When Bridge Loan Is the Right Call
A bridge loan wins when the property is not yet performing at its potential and refinancing today would lock in proceeds based on depressed or transitional income.
- Occupancy is below market and a credible lease-up or renovation plan will lift NOI within 12 to 24 months
- In-place DSCR is below the 1.20x to 1.25x that permanent lenders require to size full proceeds
- An existing loan is maturing before the business plan is complete and a short extension is not available
- The sponsor wants flexibility to sell or recapitalize once value is created rather than locking long-term debt
- Recent capex or repositioning is not yet reflected in the trailing financials a permanent lender underwrites
When Permanent Refinance Is the Right Call
A permanent refinance wins when the asset is stabilized and the goal is the lowest cost of capital with long-term rate certainty.
- Occupancy and NOI are stabilized and trailing performance supports full permanent proceeds
- There is little remaining value-add upside, so paying bridge pricing to chase it is not justified
- The sponsor expects to hold and wants to lock a fixed rate against future rate risk
- Cash-out at today's stabilized value already meets the sponsor's return on equity
- The asset qualifies for agency or life company execution at the tightest available spreads
How to Choose Between Bridge Loan and Permanent Refinance
Measure the stabilization gap: compare in-place NOI to credible stabilized NOI. A wide gap favors bridge; a narrow gap favors permanent now.
Weigh the upside against the carry: if the incremental proceeds at stabilized value exceed the extra interest and fees of bridging, the bridge pays for itself.
Factor the rate view and hold period: a sponsor who wants certainty and a long hold leans permanent; one who plans to sell or recapitalize after value creation leans bridge.
A Real Decision in Action
A 140-unit Class B multifamily community running at 82 percent occupancy after deferred maintenance would have sized to modest cash-neutral proceeds on a permanent refinance today.
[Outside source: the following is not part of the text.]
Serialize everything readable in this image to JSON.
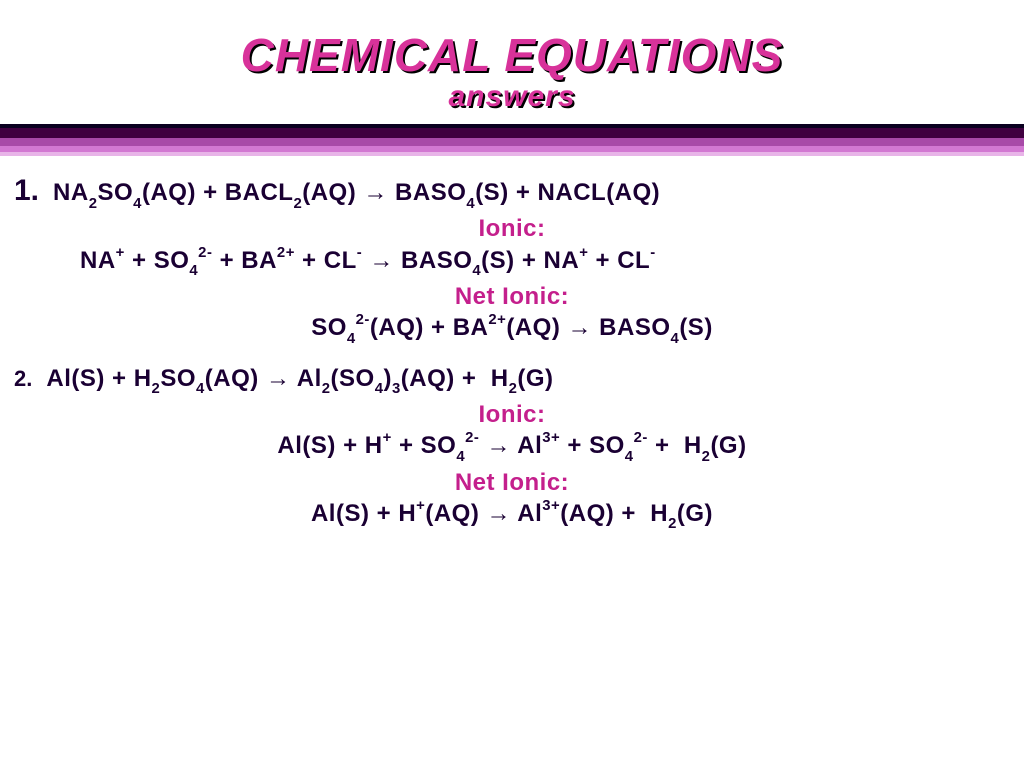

A 24-month bridge funded the renovation and lease-up, and the sponsor refinanced into agency debt at stabilized value, pulling out meaningfully more proceeds than an immediate permanent refinance would have allowed.
All deal references anonymize borrower and lender identities and use city-level geography only.
The mistake is refinancing into permanent debt the day before you execute the plan that creates the value. If there is real upside left, a bridge sized on as-is value with room to capture it usually beats locking proceeds on income you have not earned yet.